Further commenting, Ovigwe says: “The real challenge now is avoiding a full-blown civil war. The desperation of both parties and the multiplicity of foreign powers with vested political interests complicate the situation. A protracted conflict could worsen livelihoods and increase the outflow of refugees to neighbouring countries.”
Sudan’s Military take over of 2019
In 2019, a coup d’état ousted former long-serving dictator President Omar al-Bashir following massive civil disobedience that is now described as the first stage of the Sudanese Revolution. Consequently, the constitution was suspended and the Military took over the government and Lieutenant General Abdel Fattah al-Burhan was sworn in as leader of the new Sovereign Council. The military also appointed economic expert Abdalla Hamdok as Prime Minister to an interim joint civilian-military unity government to jointly create reforms and help transition the country into democracy after 3 years.
But on 25 October 2021, the Sudanese military, led by General Abdel Fattah al-Burhan, took control of the transition government from Prime Minister Abdalla Hamdok in a bloodless military coup. At least five senior government figures were initially detained, including civilian Prime Minister Abdalla Hamdok. As of 5 November 2021, more government ministers, members of political parties, lawyers, civil society activists, journalists, human rights activists and protest leaders were detained in unknown locations.

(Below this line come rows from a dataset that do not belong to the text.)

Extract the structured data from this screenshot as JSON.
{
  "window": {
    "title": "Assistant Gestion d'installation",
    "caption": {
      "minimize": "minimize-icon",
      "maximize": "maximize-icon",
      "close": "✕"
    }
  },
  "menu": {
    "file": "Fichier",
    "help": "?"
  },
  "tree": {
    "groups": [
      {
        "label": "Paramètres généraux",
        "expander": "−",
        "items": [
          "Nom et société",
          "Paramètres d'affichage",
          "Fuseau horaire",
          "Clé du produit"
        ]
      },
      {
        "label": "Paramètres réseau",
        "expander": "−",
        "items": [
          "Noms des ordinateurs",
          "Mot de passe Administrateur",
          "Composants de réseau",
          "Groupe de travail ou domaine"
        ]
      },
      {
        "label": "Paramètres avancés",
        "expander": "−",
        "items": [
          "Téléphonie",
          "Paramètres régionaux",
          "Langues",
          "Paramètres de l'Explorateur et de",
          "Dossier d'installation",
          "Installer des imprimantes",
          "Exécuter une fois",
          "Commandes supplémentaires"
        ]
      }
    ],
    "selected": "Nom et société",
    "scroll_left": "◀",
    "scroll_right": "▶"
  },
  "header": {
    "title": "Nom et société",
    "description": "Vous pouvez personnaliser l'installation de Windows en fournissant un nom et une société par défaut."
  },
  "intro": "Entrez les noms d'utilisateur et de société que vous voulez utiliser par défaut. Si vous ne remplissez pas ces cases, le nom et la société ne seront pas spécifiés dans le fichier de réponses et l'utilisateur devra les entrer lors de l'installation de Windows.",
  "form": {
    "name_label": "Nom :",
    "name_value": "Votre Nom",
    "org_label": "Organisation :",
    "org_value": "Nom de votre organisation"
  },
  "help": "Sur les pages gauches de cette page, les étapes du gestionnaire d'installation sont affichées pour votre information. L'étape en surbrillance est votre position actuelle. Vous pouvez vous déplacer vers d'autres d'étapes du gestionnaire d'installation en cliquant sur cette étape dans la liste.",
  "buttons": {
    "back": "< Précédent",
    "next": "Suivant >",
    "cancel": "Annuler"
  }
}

Following the coup, on 26 October, the African Union suspended Sudan’s membership, pending a return to power of the Hamdok government. By 27 October, the European Union, the United States and other Western powers stated that they continued to recognise the Hamdok cabinet as the constitutional leaders of the transitional government and insisted on their ambassadors having access to Hamdok.
Since the coup, economic activities never remained the same in the North African country. “The chronic instability and political deadlock since the coup in 2019 has had serious economic consequences. In 2022, Sudan had record gold production, but 50% of its gold is reportedly smuggled out of the country. As such, the rise in the gold sector isn’t translating into economic growth and better livelihood for Sudanese,” Ovigwe adds.
Earlier, in February, Sudan approached the African Union to remove its sanctions. But the current political unrest in the country would only paint the country in a bad light and hamper diplomatic relations with the international community.